La Pathologie générale de Monneret (1861) indique comme causes du bâillement dans les maladies : insuffisance d'hématose (asphyxie commencante, pneumonie, pleurésie); diminution des globules du sang (chlorose, anémie) ; trop faible quantité de sang (hémorragies).

Dans sa Physiologie, Longet, en 1868, insiste surtout sur ce fait que le bâillement est involontaire. «Ce qui constitue le bâillement, dit-il, ce n'est pas l'ouverture de la bouche, l'écartement de la mâchoire, etc., mais bien la sensation qui le provoque et l espasme qui l'accompagne; produit aussi par une action réflexe du système nerveux central, il est indépendant de la volonté, et s'il est possible de dissimuler quelques-unes de ses manifestations, il est presque impossible de l'étouffer complètement lorsque le besoin s'en fait sentir.».Il insiste peu sur son rôle dans les maladies. Du reste, au fur et à mesure de l'évolution de la science, le bâillement a perdu de son importance primitive, c'est ce qui a fait dire à Dechambre : «Les auteurs anciens qui ont poussé si loin l'étude de la séméiologie ont donné au bâillement une valeur séméiotique qui nous parait manifestement exagérée aujourd'hui, mais qui, cependant, mérite encore à certains égards d'ètre prise en considération... En somme, la valeur séméiotique du bâillement, mesurée au peu d'importance physiologique de ce phénomène envisagé en lui-même, se trouve réduite de beaucoup si l'on considère d'une part son extême fréquence dans les conditions, normales les plus ordinaires et les plus indifférentes de la vie, et si, d'autre part on tient compte de cette circonstance que lorsqu'il se manifeste chez des sujets en proie à un état morbide grave ou sous l'influence d'une crise fatale, il coïncide toujours avec d'autres phénomènes d'une valeur symptomatique bien autrement significative. De sorte qu'on pourrait tout au plus inférer de sa fréquente répétition, abstraction faite de tout autre symptome au degré plus ou moins grand de dépression accompagnée d'un état spasmodique. C'est là, en effet, sa seule, et véritable signification. Ainsi réduit, le rôle séméiotique du bâillement a encore cependant une certaine valeur.»
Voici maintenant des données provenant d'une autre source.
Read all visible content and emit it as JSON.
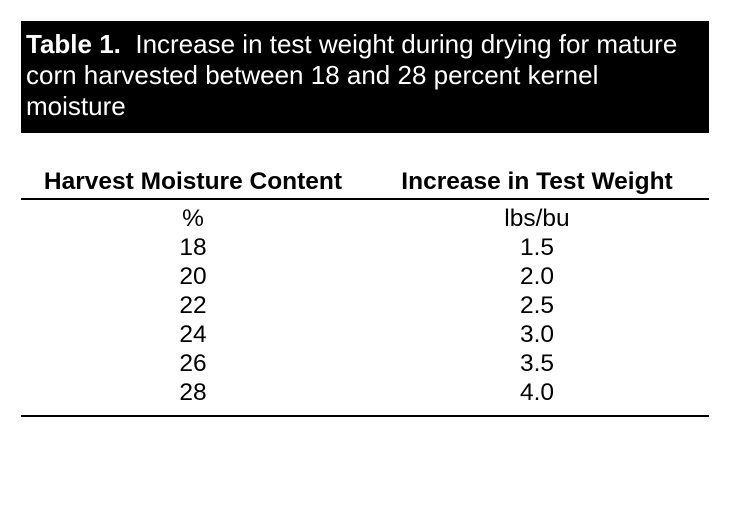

Nous n'avons pas hésité à citer l'opinion d'un homme comme Dechambre, elle montre que de nos jours le symptôme bâillement est bien déchu de son importance primitive. Nous ne patageons cependant pas l'avis de cet auteur : le bâillement, ne fut-il qu'un modeste signe clinique mériterait qu'on ne le passe pas sous silence. Du reste, la publication récente de quelques observations de bâillements incoercibles vient d'ouvrir un horizon nouveau à cette question tombée dans l'oubli, et fait dire à Charcot (Lecons du mardi à La Salpêtrière): «A la vérité, toute l'ancienne séméiologie du bâillement me semble aujourd'hui bien démodée; peut-être y aurait-il intérêt à la refaire». Nous avons cru faire un travail utile en présentant ici une étude sans prétention du bâillement.